On one hand, Microsoft has extended an olive branch to the open source community, donating code to projects and backing big-name open source organizations like the Apache Software Foundation as part of an effort to do more than ever to acknowledge that it must work alongside open source, not fight it.
[ Discover where open source is heading from the movement's leaders in InfoWorld's "state of open source" roundtable. ]
On the other, it has continued to seek payments for patents it holds that are found in open source technologies and in general uphold its proprietary intellectual property licensing strategy -- the opposite of the philosophy behind open source. Microsoft has long held patent-infringement and possible litigation over the heads of open source vendors, at one time claiming that Linux infringed on more than 230 of its patents.
Whatever dastardly plans Microsoft may have in reserve, open source companies, developers, and proponents say it doesn't really matter. With open source a powerful business model and force in its own right, they are more secure than ever that the software giant poses no real threat to their movement.
It will take more than Microsoft to stop the momentum that open source -- in particular Linux, which powers some of the largest networks in the world, including Google's -- has in the market, they say.
"Is its future threatened? No. Open source isn't going anywhere," says Stephen O'Grady, an analyst with RedMonk. Even if Microsoft were to assert all of the patents the company claims to hold in Linux and other open source projects -- which it would have a hard time doing -- it still could not stop developers from using open source tools and software nor stop companies from adopting open source business models, he adds. "[Open source] is a style and an approach and a model that is here to stay," O'Grady says.
Real change at Microsoft in accepting open source
Most recently, Microsoft settled a patent-infringement case it filed against GPS device maker TomTom over patents that involved TomTom's implementation of Linux, a case that stirred up old feelings among open source companies that Microsoft plans to reignite a patent fight against them.
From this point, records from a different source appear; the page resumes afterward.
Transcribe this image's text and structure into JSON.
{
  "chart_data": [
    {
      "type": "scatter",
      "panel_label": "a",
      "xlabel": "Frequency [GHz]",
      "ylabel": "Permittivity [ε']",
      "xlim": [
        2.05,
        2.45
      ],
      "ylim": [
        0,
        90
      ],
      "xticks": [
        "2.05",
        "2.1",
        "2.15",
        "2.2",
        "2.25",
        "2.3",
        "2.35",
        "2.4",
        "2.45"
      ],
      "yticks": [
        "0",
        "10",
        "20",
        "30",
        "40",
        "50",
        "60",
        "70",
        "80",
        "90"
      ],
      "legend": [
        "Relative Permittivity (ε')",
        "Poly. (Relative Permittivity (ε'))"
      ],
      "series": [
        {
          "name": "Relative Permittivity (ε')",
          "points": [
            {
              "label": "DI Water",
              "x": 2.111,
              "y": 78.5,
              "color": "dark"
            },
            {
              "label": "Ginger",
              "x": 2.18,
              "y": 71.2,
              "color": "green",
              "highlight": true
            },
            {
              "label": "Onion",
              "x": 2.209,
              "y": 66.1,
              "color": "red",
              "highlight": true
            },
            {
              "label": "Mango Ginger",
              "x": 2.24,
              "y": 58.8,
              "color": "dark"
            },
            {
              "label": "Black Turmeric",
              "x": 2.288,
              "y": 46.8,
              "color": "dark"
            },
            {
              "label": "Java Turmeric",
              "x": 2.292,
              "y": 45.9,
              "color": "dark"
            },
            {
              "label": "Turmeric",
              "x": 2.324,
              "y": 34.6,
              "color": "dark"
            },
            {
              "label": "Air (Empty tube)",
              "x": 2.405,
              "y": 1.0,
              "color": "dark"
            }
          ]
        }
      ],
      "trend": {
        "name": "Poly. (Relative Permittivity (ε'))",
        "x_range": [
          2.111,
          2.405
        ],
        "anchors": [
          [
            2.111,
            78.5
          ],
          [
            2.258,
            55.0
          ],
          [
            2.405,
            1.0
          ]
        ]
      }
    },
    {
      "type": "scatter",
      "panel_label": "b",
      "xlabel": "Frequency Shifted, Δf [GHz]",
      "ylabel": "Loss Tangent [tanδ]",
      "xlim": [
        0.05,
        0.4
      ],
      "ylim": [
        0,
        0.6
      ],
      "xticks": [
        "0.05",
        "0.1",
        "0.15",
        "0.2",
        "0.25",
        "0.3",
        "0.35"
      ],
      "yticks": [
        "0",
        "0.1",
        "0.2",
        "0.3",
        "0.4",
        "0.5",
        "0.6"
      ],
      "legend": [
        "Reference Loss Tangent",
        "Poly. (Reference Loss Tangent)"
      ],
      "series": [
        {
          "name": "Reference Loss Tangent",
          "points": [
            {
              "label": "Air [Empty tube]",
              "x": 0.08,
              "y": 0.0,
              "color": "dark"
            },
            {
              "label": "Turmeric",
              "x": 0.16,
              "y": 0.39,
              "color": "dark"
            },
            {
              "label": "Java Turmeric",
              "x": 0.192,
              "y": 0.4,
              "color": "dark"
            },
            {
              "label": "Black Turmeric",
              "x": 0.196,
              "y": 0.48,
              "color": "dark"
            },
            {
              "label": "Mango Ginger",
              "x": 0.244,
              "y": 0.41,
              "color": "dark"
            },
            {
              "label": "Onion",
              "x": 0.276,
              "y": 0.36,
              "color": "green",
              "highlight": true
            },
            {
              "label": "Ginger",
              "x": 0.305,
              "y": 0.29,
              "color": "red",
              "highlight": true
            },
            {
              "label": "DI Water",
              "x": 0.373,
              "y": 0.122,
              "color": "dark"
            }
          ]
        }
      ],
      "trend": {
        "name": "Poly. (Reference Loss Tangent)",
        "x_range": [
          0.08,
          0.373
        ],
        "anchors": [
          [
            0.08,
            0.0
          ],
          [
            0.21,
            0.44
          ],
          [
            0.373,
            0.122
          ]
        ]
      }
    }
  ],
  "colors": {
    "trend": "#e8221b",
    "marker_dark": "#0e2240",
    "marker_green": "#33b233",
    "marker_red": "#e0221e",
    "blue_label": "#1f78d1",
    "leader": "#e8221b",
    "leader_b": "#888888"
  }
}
Microsoft insisted the TomTom suit was a patent issue and not any specific grievance against Linux or open source software.
Most of the Linux community accepted that assessment, but leaders such as Jim Zemlin, executive director of the Linux Foundation, says that any patent litigation against a technology that involves open source will keep the community wary. "It's just another example in the mind of an open source developer that this is not a positive company to be jointly working on development projects with," he adds.